The carefully-curated marketplace will offer jewelry, art, fashion, food, drink, home goods, and more — all created by small AAPI-owned businesses. Attendees will also be able to enjoy a showcase of traditional customs and crafts – like traditional Korean hanboks, embroidery, ceramics, and crafts — so they can fully appreciate the “history, artistry, and craftsmanship” behind the art. 

“Bringing the vibrant spirit of Korea to the heart of New York, the Korean Cultural Center New York is proud to partner with Maum Market to create a nurturing launch pad for talented Korean creatives and entrepreneurs to flourish here in the city and contribute to the support of our communities,” said KCC executive director Michael CheonSoo Kim, in a statement. “Working together with the NYC Department of Small Business Services and the Brooklyn Chamber of Commerce, we hope this will be an opportunity to foster economic growth and also celebrate the beauty of cross-cultural exchange.”
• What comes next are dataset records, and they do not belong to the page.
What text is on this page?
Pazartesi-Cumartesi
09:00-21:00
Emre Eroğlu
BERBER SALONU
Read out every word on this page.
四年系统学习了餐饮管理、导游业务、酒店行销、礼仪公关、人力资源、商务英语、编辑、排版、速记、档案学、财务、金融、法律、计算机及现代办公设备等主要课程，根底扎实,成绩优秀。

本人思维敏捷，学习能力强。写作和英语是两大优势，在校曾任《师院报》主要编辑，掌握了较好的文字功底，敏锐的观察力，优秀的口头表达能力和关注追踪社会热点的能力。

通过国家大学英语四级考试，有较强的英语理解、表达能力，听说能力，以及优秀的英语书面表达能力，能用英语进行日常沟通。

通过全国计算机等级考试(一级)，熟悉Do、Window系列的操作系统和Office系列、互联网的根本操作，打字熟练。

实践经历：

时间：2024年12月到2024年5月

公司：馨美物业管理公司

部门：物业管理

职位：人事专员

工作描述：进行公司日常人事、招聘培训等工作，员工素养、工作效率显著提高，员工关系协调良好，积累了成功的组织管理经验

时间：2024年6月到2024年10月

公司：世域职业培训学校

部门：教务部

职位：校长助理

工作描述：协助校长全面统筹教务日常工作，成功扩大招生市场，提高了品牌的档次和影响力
Featured creators at MAUM Market will include Grace Nyugen and her jewelry company LOUPN, which offers handcrafted sterling-silver jewelry made in Korea; ceramicist Hwa Joong Kim; and Brooklyn-based rice wine producer Hana Makgeolli, founded by Alice Jun. 

man doing calligraphy at hangawi korean festival
The festival on Sept. 10 will offer workshops on traditional Korean crafts. Photo courtesy of Michelle Tabnick PR

On Sept. 10, the festivities will move to Samsung 837 in Manhattan’s Meatpacking District for the Hangawi Korean Festival. The festival will offer shopping and a day full of panel discussions, workshops, and cultural events with featured guests including the Department of Small Business Services, Korean cookbook authors, and K-beauty founders. 
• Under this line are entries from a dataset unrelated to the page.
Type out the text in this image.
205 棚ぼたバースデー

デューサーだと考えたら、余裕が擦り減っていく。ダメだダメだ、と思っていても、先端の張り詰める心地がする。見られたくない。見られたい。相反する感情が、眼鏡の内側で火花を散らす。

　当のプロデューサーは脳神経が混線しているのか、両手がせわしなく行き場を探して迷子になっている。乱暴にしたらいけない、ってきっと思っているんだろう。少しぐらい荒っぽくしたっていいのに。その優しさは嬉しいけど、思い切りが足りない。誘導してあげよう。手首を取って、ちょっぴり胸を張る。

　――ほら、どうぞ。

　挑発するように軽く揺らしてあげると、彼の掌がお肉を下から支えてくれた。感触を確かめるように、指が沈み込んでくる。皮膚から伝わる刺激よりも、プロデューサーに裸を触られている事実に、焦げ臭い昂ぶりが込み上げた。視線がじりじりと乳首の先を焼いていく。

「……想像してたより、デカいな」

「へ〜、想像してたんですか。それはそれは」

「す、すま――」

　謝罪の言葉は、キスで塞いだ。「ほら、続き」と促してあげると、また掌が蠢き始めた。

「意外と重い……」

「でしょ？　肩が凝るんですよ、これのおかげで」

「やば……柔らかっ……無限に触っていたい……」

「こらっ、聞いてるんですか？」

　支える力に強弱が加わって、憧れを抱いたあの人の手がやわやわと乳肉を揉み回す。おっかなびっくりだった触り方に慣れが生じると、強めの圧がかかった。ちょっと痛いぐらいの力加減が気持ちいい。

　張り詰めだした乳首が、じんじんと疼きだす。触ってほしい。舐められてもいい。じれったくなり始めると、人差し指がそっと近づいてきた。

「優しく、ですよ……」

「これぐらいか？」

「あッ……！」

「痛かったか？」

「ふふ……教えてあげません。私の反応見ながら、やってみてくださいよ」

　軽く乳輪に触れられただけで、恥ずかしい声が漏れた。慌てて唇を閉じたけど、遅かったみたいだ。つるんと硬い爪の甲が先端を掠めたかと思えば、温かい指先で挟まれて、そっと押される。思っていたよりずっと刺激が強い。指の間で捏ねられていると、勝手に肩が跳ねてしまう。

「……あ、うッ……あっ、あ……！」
At the festival, business owners can connect with SBS to learn how they can receive support and resources from the city — while attendees can learn about traditional Korean crafts like bojagi, or Korean calligraphy, and attend workshops on cooking Korean foods. 

Panelists are set to include James Park, author of the new cookbook “Chili Crisp: 50+ Recipes to Satisfy Your Spicy, Crunchy, Garlicky Cravings,” and artist Yoona Hur. 

“As the son of immigrant New York City small business owners, I know first-hand how important it is for government to partner with organizations like KCCNY and MAUM to lift up the entrepreneurial talent in our communities,” said Kevin D. Kim, Commissioner of the city’s department of Small Business Services, in a statement. “SBS is thrilled to offer our many free services that help Korean entrepreneurs to start, operate and grow a business — especially as we celebrate Chuseok, a perfect time to highlight and give thanks for the creative spirit of the city’s vibrant Korean community.”

tea at hangawi korean festival
Both events will feature Korean vendors with art, home goods, food, drinks, and more. Photo courtesy of Michelle Tabnick PR

The event is co-sponsored by the Brooklyn Chamber of Commerce — which earlier this year launched partnerships with a number of Korean organizations and start-ups to bring innovative new technology to Brooklyn businesses. 

MAUM Marketplace will take place on Saturday, Sept. 9, from 11 a.m.—3 p.m., at Denizen Brooklyn. MAUM is followed by the Hangawi Korean Festival on Sunday, Sept. 10, from 1-7 p.m. at Samsung 837 at 837 Washington St. in the Meatpacking District. Entry is free, but RSVPs are requested.